Olivier Theyskens has built an enviable reputation on romance. Edwardian-inflected hook-and-eye closures, frissons of lace, graceful gowns, and the perfect line have been leitmotifs of his work since the late ’90s, when he started his eponymous label in Paris. What have perhaps not been so closely associated with his sophisticated vision of femininity are sequins.
“I love the possibility to play with things I was more shy with in the past: paillettes, crystals, sequins,” he said, in a preview at the house’s head office in the eighth arrondissement. “That’s a typical Azzaro thing, and I am discovering how beautiful it can be.” Part of that is down to having established a good working relationship with the atelier team. “When you understand the culture, what [the atelier] knows how to do, you can be confident when you do a design, it will be done properly.
Fluidity was the watchword for the season, and it permeated the metallic-flecked knitted tunic-and-trouser combinations and louche, sheeny suits in moody shades of gray, caramel, and Russian blue.
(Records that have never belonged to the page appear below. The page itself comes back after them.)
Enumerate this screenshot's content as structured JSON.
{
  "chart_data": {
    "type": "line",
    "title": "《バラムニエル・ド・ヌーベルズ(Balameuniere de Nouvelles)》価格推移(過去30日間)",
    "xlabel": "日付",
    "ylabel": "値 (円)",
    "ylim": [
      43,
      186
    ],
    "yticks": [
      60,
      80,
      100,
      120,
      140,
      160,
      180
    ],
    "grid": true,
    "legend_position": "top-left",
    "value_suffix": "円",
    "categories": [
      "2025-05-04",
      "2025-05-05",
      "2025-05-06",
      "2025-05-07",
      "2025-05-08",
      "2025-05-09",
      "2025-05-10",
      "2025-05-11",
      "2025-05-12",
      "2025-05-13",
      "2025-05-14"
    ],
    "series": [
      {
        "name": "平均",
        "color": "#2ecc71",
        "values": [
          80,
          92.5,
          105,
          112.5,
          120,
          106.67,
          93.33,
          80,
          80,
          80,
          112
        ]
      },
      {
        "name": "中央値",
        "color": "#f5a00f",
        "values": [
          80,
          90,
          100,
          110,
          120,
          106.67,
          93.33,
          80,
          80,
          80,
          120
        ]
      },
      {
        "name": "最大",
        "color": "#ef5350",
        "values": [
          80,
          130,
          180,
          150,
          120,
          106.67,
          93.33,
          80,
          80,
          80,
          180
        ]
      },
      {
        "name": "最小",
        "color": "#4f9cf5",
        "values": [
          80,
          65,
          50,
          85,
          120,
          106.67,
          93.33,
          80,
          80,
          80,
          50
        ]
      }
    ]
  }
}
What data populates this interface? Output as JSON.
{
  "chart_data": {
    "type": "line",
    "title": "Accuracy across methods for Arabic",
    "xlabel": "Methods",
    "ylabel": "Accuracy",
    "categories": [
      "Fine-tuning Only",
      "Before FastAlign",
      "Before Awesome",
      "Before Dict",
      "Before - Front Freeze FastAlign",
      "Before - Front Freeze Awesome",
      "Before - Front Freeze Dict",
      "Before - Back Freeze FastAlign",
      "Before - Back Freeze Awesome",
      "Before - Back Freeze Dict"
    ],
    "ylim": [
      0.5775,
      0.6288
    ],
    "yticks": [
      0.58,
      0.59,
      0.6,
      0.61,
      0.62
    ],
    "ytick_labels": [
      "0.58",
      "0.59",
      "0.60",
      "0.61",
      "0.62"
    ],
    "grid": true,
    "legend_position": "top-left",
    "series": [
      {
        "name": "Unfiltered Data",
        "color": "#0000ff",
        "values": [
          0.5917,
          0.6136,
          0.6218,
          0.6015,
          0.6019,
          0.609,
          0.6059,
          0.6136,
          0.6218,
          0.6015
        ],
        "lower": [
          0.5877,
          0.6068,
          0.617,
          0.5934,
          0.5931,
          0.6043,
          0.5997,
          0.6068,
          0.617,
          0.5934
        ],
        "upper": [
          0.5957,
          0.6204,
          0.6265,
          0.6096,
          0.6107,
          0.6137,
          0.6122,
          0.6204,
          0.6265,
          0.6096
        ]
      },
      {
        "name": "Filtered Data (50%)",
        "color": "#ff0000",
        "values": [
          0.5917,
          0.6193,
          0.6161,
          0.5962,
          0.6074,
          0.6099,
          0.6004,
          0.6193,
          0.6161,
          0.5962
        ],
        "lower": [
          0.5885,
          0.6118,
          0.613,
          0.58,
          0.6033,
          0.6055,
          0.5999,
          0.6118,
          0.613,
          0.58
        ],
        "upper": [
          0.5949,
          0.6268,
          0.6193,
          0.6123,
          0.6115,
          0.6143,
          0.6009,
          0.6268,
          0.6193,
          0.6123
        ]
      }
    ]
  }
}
Most memorable were the floor-length evening dresses, cut to expose the back, their skirts left long and dramatic, some with deep Vs at the neck and barely-there straps trimmed with crystals.
Despite these COVID-stricken months of scaled back red-carpet events, he’s found particular success with menswear, which is appealing to an increasingly flamboyant client. Highlights included a spangled take on a pinstriped suit, the stripes picked out in silver sequins; and a black paillette-strewn two-piece suit paired with a liquid vinyl roll-neck.